Tiradentes morreu. O Brasil se acostumou.

Tiradentes morreu. O Brasil se acostumou.
20/04/2026

Se 20% provocaram revolta em 1792, por que mais de 40% hoje produzem silêncio?

Tiradentes não morreu por acaso. Morreu porque, em algum momento, um grupo de pessoas decidiu que o sistema era insuportável.

No Brasil colonial, a Coroa portuguesa exigia o “quinto”, 20% de toda a riqueza produzida em ouro. Não era apenas um imposto. Era a materialização de um poder distante, que cobrava muito e devolvia quase nada. Quando surgiu a ameaça da derrama, cobrança forçada, o incômodo virou revolta.

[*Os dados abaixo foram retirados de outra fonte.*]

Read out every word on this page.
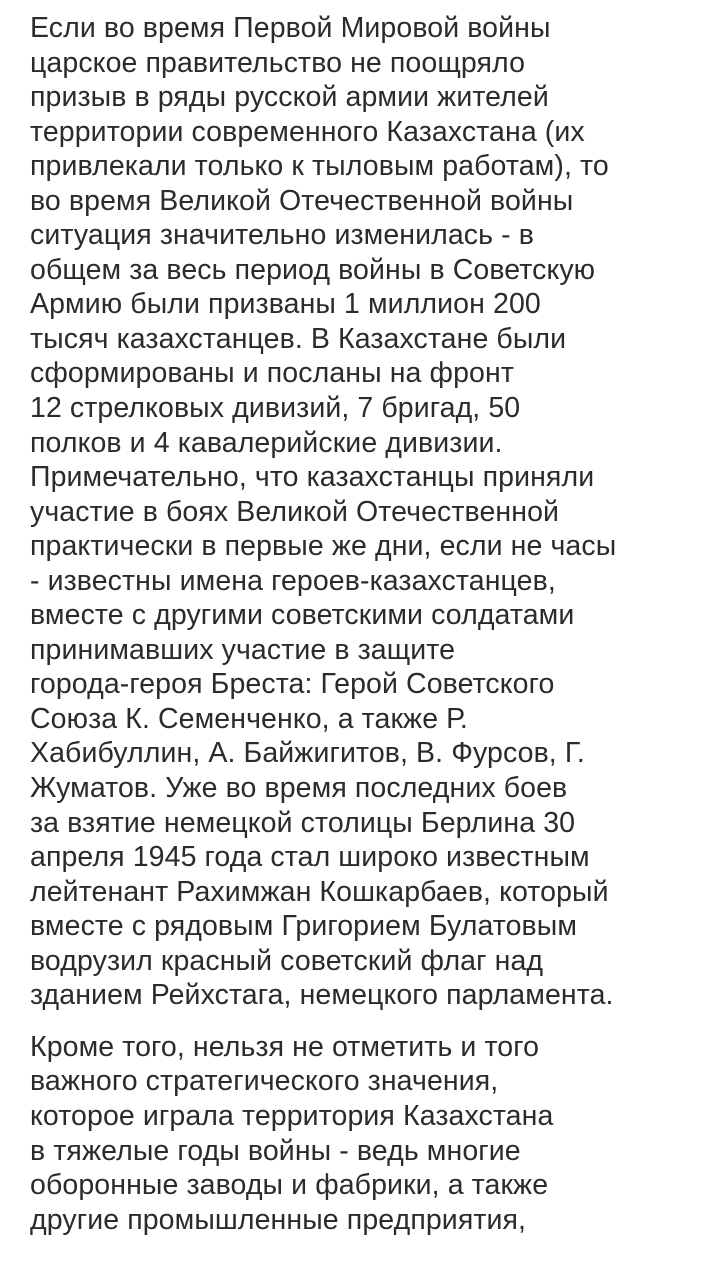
Если во время Первой Мировой войны
царское правительство не поощряло
призыв в ряды русской армии жителей
территории современного Казахстана (их
привлекали только к тыловым работам), то
во время Великой Отечественной войны
ситуация значительно изменилась - в
общем за весь период войны в Советскую
Армию были призваны 1 миллион 200
тысяч казахстанцев. В Казахстане были
сформированы и посланы на фронт
12 стрелковых дивизий, 7 бригад, 50
полков и 4 кавалерийские дивизии.
Примечательно, что казахстанцы приняли
участие в боях Великой Отечественной
практически в первые же дни, если не часы
- известны имена героев-казахстанцев,
вместе с другими советскими солдатами
принимавших участие в защите
города-героя Бреста: Герой Советского
Союза К. Семенченко, а также Р.
Хабибуллин, А. Байжигитов, В. Фурсов, Г.
Жуматов. Уже во время последних боев
за взятие немецкой столицы Берлина 30
апреля 1945 года стал широко известным
лейтенант Рахимжан Кошкарбаев, который
вместе с рядовым Григорием Булатовым
водрузил красный советский флаг над
зданием Рейхстага, немецкого парламента.
Кроме того, нельзя не отметить и того
важного стратегического значения,
которое играла территория Казахстана
в тяжелые годы войны - ведь многие
оборонные заводы и фабрики, а также
другие промышленные предприятия,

Tiradentes foi o rosto dessa ruptura e foi morto por isso.

Hoje, o Brasil não é uma colônia. Temos eleições, Constituição, instituições, mas há algo profundamente incômodo que permanece: a sensação de que o pacto entre Estado e sociedade continua quebrado.

A carga tributária brasileira supera 40% do PIB, mas o problema nunca foi apenas o número.

O problema é o que ele revela.

Pagamos como um país desenvolvido e vivemos como um país que ainda não resolveu o básico. Estradas precárias, serviços públicos inconsistentes, insegurança, burocracia sufocante. O Estado é pesado para quem paga e ausente para quem precisa.

Não há derrama. Não há soldados batendo à porta.

Há algo mais eficiente: a normalização.

O brasileiro já não se revolta. Ele se adapta. Ele parcela, improvisa, desiste de entender. O sistema tributário é tão complexo que deixa de ser questionado. Torna-se ruído de fundo e talvez esse seja o maior contraste com 1792.

Naquele tempo, 20% provocaram conspiração. Hoje, mais que o dobro produz resignação.

Tiradentes virou feriado, virou nome de cidade, de praça, de avenida, de escola. Foi transformado em símbolo e, como todo símbolo domesticado, perdeu sua capacidade de incomodar, mas lembrar de Tiradentes de verdade exige mais do que reverência. Exige desconforto.

Ele não lutou apenas contra um imposto. Lutou contra um sistema percebido como ilegítimo. E essa é a pergunta que evitamos fazer hoje: o nosso sistema é legítimo aos olhos de quem o sustenta?

Quando o cidadão paga muito, não entende quanto paga, não vê retorno claro e não consegue mudar isso de forma efetiva, o problema deixa de ser técnico.

Ele se torna politico e profundamente moral.

Não falta diagnóstico no Brasil. Falta ruptura.

Ruptura não significa revolução violenta. Significa algo mais difícil: recusar a normalização do absurdo. Exigir transparência real, simplificação tributária verdadeira, responsabilidade no gasto público, não como promessa eleitoral, mas como cobrança permanente.

Tiradentes morreu porque acreditava que era possível romper. Nós seguimos vivendo como se não fosse.

Nos acostumamos a tudo: ao peso, à confusão, à ausência, à injustiça. O que antes gerava revolta, hoje gera adaptação.

E, pouco a pouco, fomos sendo treinados, não pela força, mas pela repetição.

Adestrados a aceitar. Adestrados a não perguntar. Adestrados a não esperar.

Quando uma sociedade deixa de se indignar, ela não apenas perde sua força, mas sua consciência.